La porteuse de mots

roman d'Anne POUGET

Qui t'as mis en tête qu'un jour nous sortirons de notre condition ?

Casterman, 2016, 204 p. (poche)
Casterman, 2016, 204 p. (poche)

Mai 1499.

"À l'eau ! À l'eau ! Qui veut de ma bonne eau ?" Du matin au soir, Pernelle arpente les rues de Paris. Sur ses épaules, deux lourds seaux remplis de l'eau qu'elle propose aux passants contre un peu d'argent pour aider sa famille pauvre.

 

Pourtant, la petite porteuse d'eau caresse un rêve secret : apprendre à lire et à écrire.

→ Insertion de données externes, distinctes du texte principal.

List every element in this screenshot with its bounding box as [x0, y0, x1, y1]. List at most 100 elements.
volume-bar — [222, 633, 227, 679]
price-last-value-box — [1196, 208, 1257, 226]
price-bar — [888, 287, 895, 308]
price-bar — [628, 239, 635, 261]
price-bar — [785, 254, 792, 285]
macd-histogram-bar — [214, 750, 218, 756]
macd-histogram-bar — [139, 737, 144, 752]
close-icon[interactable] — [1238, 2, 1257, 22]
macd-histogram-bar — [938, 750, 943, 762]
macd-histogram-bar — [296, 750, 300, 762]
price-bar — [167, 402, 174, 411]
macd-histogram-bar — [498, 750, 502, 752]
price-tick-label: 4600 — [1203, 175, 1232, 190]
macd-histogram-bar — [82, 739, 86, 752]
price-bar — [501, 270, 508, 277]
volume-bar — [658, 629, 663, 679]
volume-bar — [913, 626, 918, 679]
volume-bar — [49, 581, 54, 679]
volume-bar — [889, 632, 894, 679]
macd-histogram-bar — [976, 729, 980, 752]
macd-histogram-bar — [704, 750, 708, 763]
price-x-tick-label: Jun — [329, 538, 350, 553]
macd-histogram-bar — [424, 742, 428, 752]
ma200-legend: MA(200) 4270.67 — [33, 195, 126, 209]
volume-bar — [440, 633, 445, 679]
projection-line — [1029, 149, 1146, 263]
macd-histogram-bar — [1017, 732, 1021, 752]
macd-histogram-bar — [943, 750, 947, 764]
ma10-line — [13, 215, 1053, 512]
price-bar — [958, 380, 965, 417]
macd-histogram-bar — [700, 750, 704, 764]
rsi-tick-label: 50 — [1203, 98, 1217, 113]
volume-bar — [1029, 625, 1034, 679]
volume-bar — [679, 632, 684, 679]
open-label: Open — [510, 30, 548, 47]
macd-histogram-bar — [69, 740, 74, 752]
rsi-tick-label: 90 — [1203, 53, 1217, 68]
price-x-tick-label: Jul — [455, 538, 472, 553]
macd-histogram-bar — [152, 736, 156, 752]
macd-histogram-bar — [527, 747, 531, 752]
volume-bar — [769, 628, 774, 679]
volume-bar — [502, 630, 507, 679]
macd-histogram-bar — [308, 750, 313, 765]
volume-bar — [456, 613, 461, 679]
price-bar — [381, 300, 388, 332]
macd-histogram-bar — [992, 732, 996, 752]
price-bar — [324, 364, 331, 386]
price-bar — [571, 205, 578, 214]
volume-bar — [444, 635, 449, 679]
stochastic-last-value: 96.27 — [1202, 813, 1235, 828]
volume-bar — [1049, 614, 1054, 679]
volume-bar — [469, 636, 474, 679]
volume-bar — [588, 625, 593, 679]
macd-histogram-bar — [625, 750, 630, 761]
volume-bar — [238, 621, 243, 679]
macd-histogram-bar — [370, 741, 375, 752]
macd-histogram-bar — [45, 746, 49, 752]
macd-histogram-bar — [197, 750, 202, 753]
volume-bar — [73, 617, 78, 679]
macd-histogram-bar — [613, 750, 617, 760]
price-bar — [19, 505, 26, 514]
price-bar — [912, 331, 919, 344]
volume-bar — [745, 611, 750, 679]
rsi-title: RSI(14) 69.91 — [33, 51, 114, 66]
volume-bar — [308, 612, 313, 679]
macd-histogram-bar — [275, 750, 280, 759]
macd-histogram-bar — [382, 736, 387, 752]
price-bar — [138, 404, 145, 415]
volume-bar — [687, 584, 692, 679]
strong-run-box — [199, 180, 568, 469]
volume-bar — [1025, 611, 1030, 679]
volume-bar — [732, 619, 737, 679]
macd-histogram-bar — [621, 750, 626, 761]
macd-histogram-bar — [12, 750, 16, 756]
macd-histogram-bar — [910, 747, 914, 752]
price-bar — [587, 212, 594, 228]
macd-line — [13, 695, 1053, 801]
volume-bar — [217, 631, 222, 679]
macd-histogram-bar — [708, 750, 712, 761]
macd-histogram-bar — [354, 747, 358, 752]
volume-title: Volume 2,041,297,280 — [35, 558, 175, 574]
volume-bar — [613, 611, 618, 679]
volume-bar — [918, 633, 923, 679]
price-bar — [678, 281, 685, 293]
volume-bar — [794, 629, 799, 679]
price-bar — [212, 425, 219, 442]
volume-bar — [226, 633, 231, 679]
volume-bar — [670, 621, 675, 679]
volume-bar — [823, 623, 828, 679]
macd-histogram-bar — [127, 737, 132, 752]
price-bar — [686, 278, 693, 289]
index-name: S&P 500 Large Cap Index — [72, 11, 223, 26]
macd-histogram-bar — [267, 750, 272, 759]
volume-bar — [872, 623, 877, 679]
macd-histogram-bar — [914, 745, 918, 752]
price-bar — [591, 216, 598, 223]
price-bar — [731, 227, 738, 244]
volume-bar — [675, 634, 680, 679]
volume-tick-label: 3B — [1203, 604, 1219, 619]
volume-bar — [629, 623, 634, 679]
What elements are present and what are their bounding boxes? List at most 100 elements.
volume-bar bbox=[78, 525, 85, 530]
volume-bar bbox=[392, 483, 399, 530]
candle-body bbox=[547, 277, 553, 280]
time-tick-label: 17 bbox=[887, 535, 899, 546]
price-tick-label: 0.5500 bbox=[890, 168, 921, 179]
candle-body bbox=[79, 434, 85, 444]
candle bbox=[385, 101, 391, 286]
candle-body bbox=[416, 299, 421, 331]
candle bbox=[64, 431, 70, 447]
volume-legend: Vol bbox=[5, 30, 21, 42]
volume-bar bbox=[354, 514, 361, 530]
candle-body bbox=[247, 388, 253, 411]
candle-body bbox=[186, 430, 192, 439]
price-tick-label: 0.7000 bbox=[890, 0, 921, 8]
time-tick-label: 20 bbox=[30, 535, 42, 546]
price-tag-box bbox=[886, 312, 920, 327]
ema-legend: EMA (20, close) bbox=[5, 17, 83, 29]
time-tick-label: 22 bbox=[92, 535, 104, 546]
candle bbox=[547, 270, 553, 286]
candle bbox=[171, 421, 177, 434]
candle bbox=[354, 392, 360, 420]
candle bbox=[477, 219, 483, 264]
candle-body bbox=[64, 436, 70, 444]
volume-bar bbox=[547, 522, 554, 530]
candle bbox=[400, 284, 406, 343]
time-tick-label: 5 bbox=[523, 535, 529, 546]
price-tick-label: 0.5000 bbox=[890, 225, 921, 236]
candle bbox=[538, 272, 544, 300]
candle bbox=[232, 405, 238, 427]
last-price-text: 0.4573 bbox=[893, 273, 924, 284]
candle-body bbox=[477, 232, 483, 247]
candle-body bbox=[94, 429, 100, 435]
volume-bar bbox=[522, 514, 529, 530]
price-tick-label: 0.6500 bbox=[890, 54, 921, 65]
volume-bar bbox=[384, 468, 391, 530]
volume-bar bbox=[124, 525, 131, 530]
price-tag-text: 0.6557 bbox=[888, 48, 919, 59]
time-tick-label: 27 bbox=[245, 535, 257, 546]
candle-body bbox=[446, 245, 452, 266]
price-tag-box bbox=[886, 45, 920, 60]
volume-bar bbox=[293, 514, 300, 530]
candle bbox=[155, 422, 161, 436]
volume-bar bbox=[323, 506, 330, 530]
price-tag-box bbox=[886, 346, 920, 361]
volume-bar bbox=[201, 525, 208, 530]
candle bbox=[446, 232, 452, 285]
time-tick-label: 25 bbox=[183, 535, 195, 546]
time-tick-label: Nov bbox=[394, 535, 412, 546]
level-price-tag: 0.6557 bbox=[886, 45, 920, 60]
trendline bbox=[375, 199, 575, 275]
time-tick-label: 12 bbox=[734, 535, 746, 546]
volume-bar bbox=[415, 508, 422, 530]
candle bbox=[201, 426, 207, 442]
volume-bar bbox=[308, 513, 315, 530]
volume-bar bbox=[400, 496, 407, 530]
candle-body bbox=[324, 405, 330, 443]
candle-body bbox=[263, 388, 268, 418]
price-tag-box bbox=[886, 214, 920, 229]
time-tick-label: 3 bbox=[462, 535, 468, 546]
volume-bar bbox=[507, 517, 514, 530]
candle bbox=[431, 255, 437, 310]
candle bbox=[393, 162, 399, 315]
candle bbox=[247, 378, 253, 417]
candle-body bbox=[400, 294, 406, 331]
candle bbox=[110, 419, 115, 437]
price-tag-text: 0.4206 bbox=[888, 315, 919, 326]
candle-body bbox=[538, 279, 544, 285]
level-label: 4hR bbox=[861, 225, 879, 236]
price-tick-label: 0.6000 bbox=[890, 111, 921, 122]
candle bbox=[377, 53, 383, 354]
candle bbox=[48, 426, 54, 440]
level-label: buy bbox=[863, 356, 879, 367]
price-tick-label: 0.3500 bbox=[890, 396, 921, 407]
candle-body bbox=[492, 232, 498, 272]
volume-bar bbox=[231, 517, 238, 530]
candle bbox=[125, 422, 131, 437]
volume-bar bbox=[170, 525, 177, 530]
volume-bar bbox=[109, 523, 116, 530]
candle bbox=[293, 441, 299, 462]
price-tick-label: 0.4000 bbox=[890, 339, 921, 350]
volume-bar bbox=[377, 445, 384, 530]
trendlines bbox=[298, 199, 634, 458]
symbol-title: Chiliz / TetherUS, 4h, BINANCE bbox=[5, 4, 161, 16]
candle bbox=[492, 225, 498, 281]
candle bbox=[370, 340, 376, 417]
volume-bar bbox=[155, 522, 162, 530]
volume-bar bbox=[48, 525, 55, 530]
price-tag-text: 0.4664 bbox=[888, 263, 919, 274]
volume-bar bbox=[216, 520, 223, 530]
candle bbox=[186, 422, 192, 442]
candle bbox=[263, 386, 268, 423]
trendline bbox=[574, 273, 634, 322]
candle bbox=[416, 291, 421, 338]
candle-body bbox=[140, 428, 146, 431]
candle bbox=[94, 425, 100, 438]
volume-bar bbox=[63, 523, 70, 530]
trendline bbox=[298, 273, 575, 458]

Dans sa poche, elle conserve un papier froissé couvert de mots qu'elle s'acharne à déchiffrer. 

 

Son projet semble inaccessible... jusqu'au jour où elle fait la connaissance d'Enzo, un jeune étudiant en médecine italien prêt à lui donner des leçons. Mais comment trouver le temps de s'instruire quand sa condition impose autant de corvées ?

Mon avis :

Ce roman est une mine d'informations sur la vie quotidienne au Moyen Age !

Avec l'activité de porteuse d'eau de Pernelle, on comprend d'emblée combien il était difficile de s'approvisionner à l'époque. Les gens manquent d'hygiène (ils jettent le contenu des pots de chambre par la fenêtre !), la ville est sale, et les maladies sont légion. C'est un Paris très vivant que nous peint l'auteur, nous immergeant dans l'effervescence de ses rues où se côtoient marchands, magistrats, hommes d'Eglise ou simples habitants vacants à leurs occupations. Sans cesse en déplacement, l'héroïne nous mène d'une scène à l'autre, depuis la Seine où son père le "débardeur" extrait le bois flotté tandis que son frère le "déchireur de nefs" démonte les épaves de bateaux, jusqu'à la salle d'audience où l'on assiste, amusé, à la plaidoirie d'un "avocat des animaux" !

 

Mais ce qui fascine le plus Pernelle, c'est l'école des arts de la médecine. La jeune fille a en effet davantage d'ambition que de faire "comme les gens de notre condition : tu te marieras avec un brave homme et tu t'occuperas de tes enfants" ! Fascinée par le monde du livre, elle profite "de la chance qui nous tend les bras" pour apprendre à lire, côtoyer une ciseleuse d'ivoire qui réalise des décorations de couvertures, et même l'imprimeur le plus en vue de l'époque (qui a réellement existé), Aldo Manuzio. On sent que l'on est à une époque charnière, où les connaissances prennent peu à peu le pas sur les croyances et les superstitions. Le parcours de Pernelle, s'il est semé de malheurs, lui fournira malgré tout l'opportunité de s'instruire, démontrant qu'avec motivation et courage, on peut accéder à ses rêves : "Nous avons accompli de belles choses".